August 4, 2007

Now it’s time to return to those thrilling days of yesterday. Defcon is to Black Hat as Beaver is to Wally. Or, looking at it the other way, as Scarlett Johansen is to Julia Roberts. It plays either a lot younger, or a lot purer to concept, depending. Take registration. Tony and I walked up and found we weren’t on the press list. The DefCon guy looked at our Black Hat stuff, wrote us onto the list and gave us our badges, just like that. It took us an hour to register at the Black Hat machine, with its 15 stations and dozens of registration elves. DefCon was moving people through at amazing speed, with no hassles. I guess that’s what an all-cash, no pre-registration will do. Although DefCon plays younger brother, the Riviera, site of DefCon definitely has a bit of “old Vegas” look and feel over the slick Cesar’s Black Hat venue. In this case, the absence of offered amenities precluded a direct comparison, but Cesar’s facilities were a cut above.

I went to the first session, which was a repeat of the Black Hat VC panel. Tony and I wanted to re-introduce ourselves to Maria Cirino, General Partner of .406 Ventures in Boston. I scored big points the day before by knowing what .406 was named for (any guesses?), so we wanted to see if we could set up a meeting. Now the DefCon logistics turned its ugly side up. She was told the panel started at, first 11:30, then Noon. Wrong, it was actually 11:00, so everyone scrambled to locate the panel members and they arrived late, leaving us time for only a wave and a phone call later next week. Beaver giveth and also taketh away.

The vendor scene was also another example of the Beaver/Wally scenario. Black Hat had Microsoft, Cisco, Symantic. DefCon? Not exactly. However, there were Jinx and CyberPunk University selling gear (panties with clever sayings like “The only Bush I trust is my own “ for $10). Meco and Unix Surplus were selling used lappers and radio stuff, No Starch Press had books and our favorite, the University of Advancing Technology was selling gear and courses on their on-line university (hey, they gave us a free shirt!). The point was, the vendor big leagues are still a while away at DefCon.
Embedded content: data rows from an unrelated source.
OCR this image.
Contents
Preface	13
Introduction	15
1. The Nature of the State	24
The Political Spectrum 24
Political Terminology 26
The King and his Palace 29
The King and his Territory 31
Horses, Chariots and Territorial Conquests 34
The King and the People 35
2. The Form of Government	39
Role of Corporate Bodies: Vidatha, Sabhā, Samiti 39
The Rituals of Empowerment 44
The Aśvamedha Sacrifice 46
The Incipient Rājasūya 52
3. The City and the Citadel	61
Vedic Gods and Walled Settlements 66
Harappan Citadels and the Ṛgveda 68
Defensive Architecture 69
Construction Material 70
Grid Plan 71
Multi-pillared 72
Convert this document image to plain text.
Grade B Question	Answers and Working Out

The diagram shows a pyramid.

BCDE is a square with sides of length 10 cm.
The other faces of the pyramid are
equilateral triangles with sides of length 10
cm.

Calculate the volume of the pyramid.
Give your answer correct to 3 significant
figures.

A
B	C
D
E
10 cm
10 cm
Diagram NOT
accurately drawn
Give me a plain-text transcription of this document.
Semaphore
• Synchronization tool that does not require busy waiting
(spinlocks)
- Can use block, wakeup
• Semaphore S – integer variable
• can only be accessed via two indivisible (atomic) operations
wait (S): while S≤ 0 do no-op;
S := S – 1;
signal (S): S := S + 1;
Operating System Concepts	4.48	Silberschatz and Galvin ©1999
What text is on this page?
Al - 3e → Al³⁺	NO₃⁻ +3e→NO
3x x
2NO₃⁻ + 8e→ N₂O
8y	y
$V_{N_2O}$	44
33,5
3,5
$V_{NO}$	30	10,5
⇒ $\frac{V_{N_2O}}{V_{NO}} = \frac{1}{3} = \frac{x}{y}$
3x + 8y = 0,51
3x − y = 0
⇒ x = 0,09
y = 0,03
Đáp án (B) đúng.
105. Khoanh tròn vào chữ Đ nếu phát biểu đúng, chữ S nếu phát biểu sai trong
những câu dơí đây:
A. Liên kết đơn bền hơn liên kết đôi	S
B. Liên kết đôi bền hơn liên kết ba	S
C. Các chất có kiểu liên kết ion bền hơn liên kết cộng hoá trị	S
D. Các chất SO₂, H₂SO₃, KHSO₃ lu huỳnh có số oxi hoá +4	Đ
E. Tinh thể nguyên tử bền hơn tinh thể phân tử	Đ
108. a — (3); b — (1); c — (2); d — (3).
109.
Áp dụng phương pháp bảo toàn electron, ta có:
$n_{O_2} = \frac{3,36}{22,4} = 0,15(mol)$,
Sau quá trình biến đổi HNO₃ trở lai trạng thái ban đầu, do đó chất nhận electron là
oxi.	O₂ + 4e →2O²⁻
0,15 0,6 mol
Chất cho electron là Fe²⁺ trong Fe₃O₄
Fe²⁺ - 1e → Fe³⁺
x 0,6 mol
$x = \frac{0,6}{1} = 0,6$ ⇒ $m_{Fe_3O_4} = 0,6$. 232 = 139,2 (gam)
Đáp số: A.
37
And, that’s OK. It’s just not that kind of get together. Jeff Moss built Black Hat from a renegade group to a semi-corporate, just ready for prime time convention, able to attract major sponsors and major vendor support. He sold it high and good for him. It’s evolving into a predictable ever-growing revenue stream, like the IT security industry. The same thing happened to Comdex and ISPCon. But, DefCon is Jeff’s baby, and he kept it and is keeping it true to its origins. That’s a good thing. Don’t forget that you have a real friend in Mr. Moss.

I attended a session that had particular interest to Tony and me, called “Greater than 1”. It dealt with vulnerabilities in the financial industry’s new, more sophisticated authentication software. Brandon O’Connor, the presenter, gave an excellent, in depth review of what he has found to be exploitable vulnerabilities in several key programs. We got to talk to Brandon, who works at a large financial institution and had a good discussion about our experiences with our banking clients implementation of the two factor authentication software and the FDIC and FFIEC examinations covering security in general. He shares our concern that the examiners and many of the bankers are mainly concerned with getting a checkmark for the exam, rather than actually looking at the real security issues. He demonstrated several ways to hack into some of the more universal two factor front ends. We took away a lot of good information to use for our bank clients.

Both Black Hat and DefCon were successful, both demonstrated different ends of the spectrum. Tony and I came away from Black Hat with a lot of free gear, good food and some information. We came away from DefCon with a lot of information. Both were as they should.